In the recent case of Project Management Institute v Latif the EAT upheld the Employment Tribunal’s decision that the Project Management Institute (“PMI”) had failed to make reasonable adjustments. The EAT also clarified the burden of proof in claims for failure to make reasonable adjustments.

The facts

Ms Latif lodged a claim for disability discrimination on the basis that PMI had failed to make reasonable adjustments. Ms Latif was registered blind and sought certain adjustments to enable her to take PMI’s professional examination. PMI allowed her to be accompanied by a reader and to have eight, rather than four, hours to sit the exam. However, it did not allow her to take in her own laptop with screen reading software on it or to have that software installed on a computer at the exam centre. PMI considered that there was a security risk in allowing Ms Latif to bring her laptop into the exam and that loading the software on to the computer network would cause network problems.

At the Tribunal hearing, Ms Latif’s Counsel suggested that the software should have been installed on a non-networked computer at the exam centre. PMI accepted this would have been possible and would have eliminated their concerns about security. However PMI argued that the steps they had taken had been sufficient enabling Ms Latif to pass the exam. The Employment Tribunal found that the solution Counsel had suggested would have been a reasonable step and was not disproportionate. PMI should have made this adjustment. PMI was also criticised for failing to carry out an assessment of what adjustments could be made.

The Decision

The EAT upheld the Employment Tribunal’s decision and agreed that PMI had failed in its duty to make reasonable adjustments.
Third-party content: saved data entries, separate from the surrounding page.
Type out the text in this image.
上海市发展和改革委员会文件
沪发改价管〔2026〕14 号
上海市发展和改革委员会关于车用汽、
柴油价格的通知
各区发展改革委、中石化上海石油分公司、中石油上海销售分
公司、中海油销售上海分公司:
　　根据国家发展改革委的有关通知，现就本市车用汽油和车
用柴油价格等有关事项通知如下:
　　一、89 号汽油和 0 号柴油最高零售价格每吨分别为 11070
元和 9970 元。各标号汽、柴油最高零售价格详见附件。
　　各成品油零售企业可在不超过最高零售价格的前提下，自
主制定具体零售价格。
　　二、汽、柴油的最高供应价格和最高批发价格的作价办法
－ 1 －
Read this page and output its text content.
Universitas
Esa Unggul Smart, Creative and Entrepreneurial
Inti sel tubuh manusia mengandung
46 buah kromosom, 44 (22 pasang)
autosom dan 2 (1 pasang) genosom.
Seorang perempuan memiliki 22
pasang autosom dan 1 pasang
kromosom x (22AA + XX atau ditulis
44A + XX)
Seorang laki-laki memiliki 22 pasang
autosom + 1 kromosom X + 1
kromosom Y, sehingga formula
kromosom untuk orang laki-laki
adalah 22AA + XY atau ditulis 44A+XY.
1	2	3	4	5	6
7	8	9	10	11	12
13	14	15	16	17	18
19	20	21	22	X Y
The EAT agreed that, although a failure to carry out a proper assessment was not in itself a breach of the duty to make reasonable adjustments, a failure to do so may result in a failing to make an adjustment which the assessment would reasonably have identified. The Tribunal had been entitled to find that although PMI had made certain reasonable adjustments, it had not done all that could reasonably have been done.

The EAT also clarified the position regarding the burden of proof in reasonable adjustments cases. The burden of proof passes to the Respondent where there is a PCP, a substantial disadvantage and there is evidence of a potentially reasonable adjustment which has been identified. However, the duty to make reasonable adjustments is not limited to adjustments suggested by the Claimant at the time adjustments are being considered. The Respondent must know at least during the Tribunal hearing what the suggested adjustment is.
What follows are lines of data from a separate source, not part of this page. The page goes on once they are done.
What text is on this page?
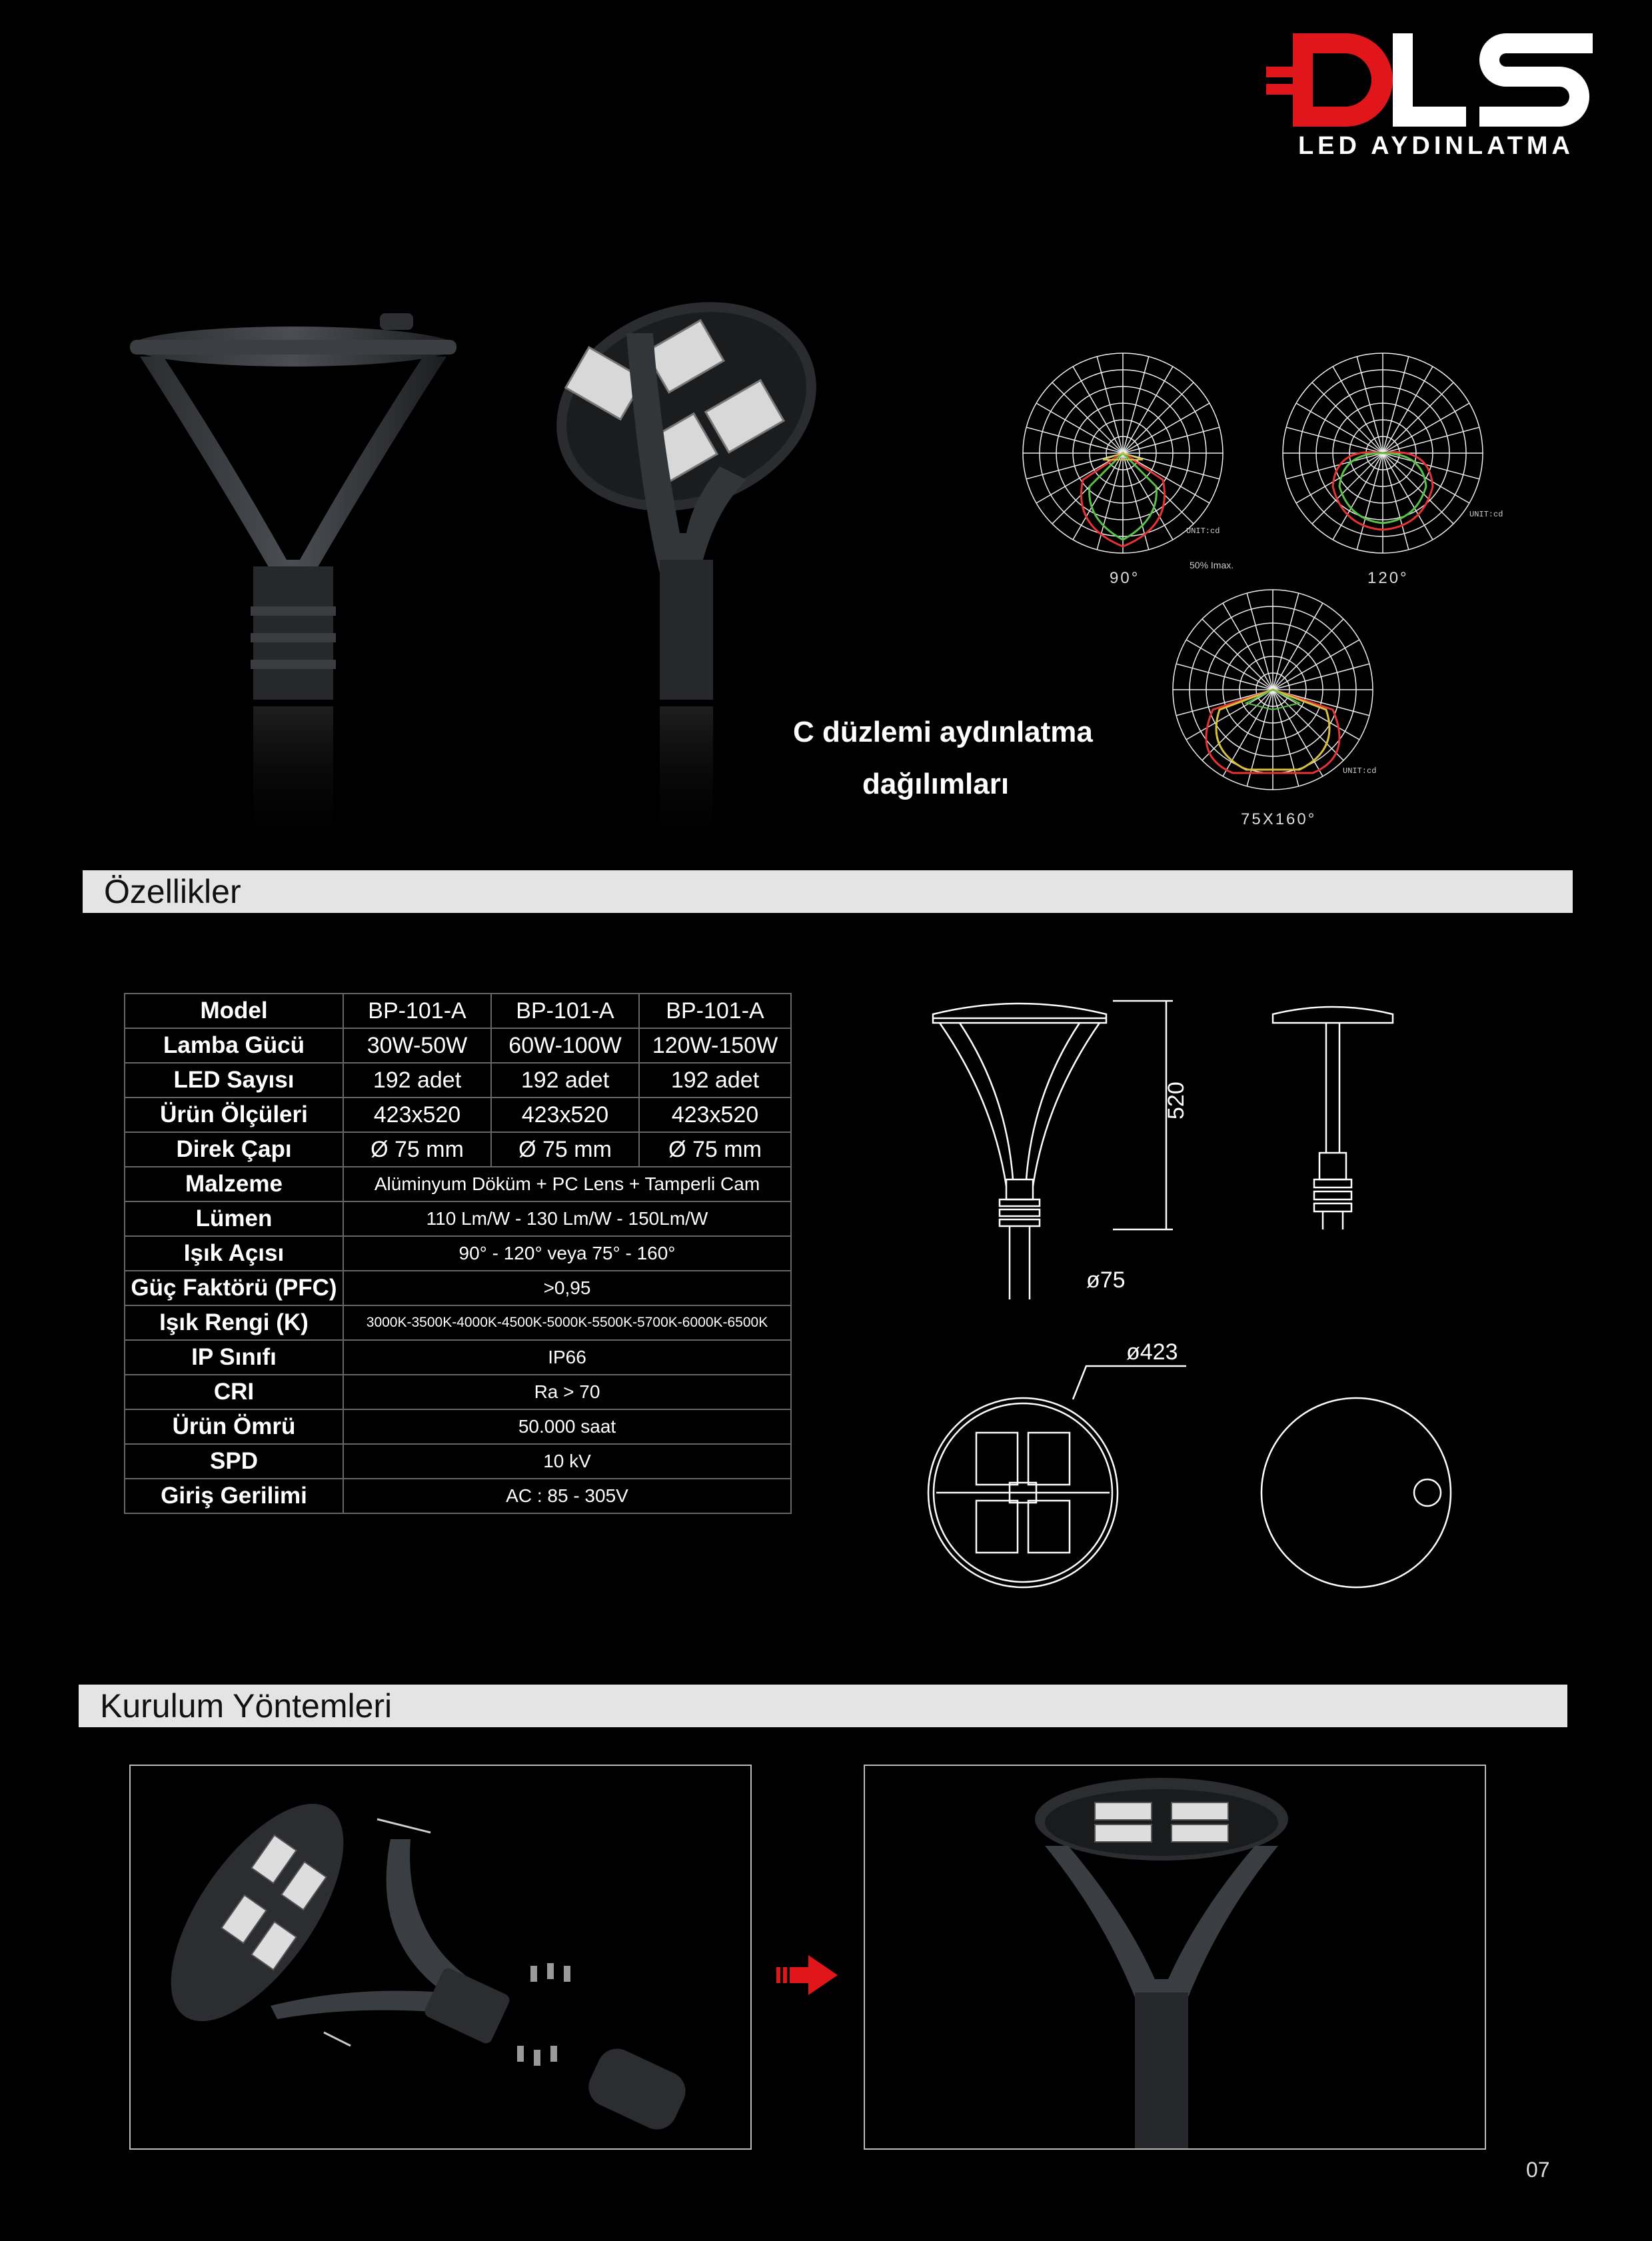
LED AYDINLATMA
90°
50% Imax.
UNIT:cd
120°
UNIT:cd
75X160°
UNIT:cd
C düzlemi aydınlatma
dağılımları
Özellikler
Model	BP-101-A	BP-101-A	BP-101-A
Lamba Gücü	30W-50W	60W-100W	120W-150W
LED Sayısı	192 adet	192 adet	192 adet
Ürün Ölçüleri	423x520	423x520	423x520
Direk Çapı	Ø 75 mm	Ø 75 mm	Ø 75 mm
Malzeme	Alüminyum Döküm + PC Lens + Tamperli Cam		
Lümen	110 Lm/W - 130 Lm/W - 150Lm/W		
Işık Açısı	90° - 120° veya 75° - 160°		
Güç Faktörü (PFC)	>0,95		
Işık Rengi (K)	3000K-3500K-4000K-4500K-5000K-5500K-5700K-6000K-6500K		
IP Sınıfı	IP66		
CRI	Ra > 70		
Ürün Ömrü	50.000 saat		
SPD	10 kV		
Giriş Gerilimi	AC : 85 - 305V		
520
ø75
ø423
Kurulum Yöntemleri
07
What this means for employers

  • Employers should be aware that in cases where reasonable adjustments are being considered it is important to engage meaningfully with the particular needs of the individual and the circumstances of the case. PMI was criticised for following its published policy too rigidly rather than considering the particular needs of the Claimant. Policies should be used only as a guide and not as a definite statement of practice.
  • The decision clarifies that employers are not required to prove a negative in reasonable adjustment cases. They do not need to show that there were no further adjustments that could have been made, rather they need to deal with the adjustment that has been suggested. The risk however is that the adjustment may be suggested after the event, in fact even during the course of a Tribunal hearing.

The duty to make reasonable adjustments as set out in the DDA is for the employer to “take such steps as it is reasonable, in all the circumstances of the case, for him to take”. However, in this case, the EAT found that the Tribunal was entitled to conclude that, in the circumstances, not all that could reasonably have been done had been done. The concept that the employer should take all reasonable steps, rather than simply “such steps” will no doubt be relied upon by employees. If that proposition is followed by other Tribunals, then an employer’s task in defending a claim for failure to make reasonable adjustments will certainly be made more difficult.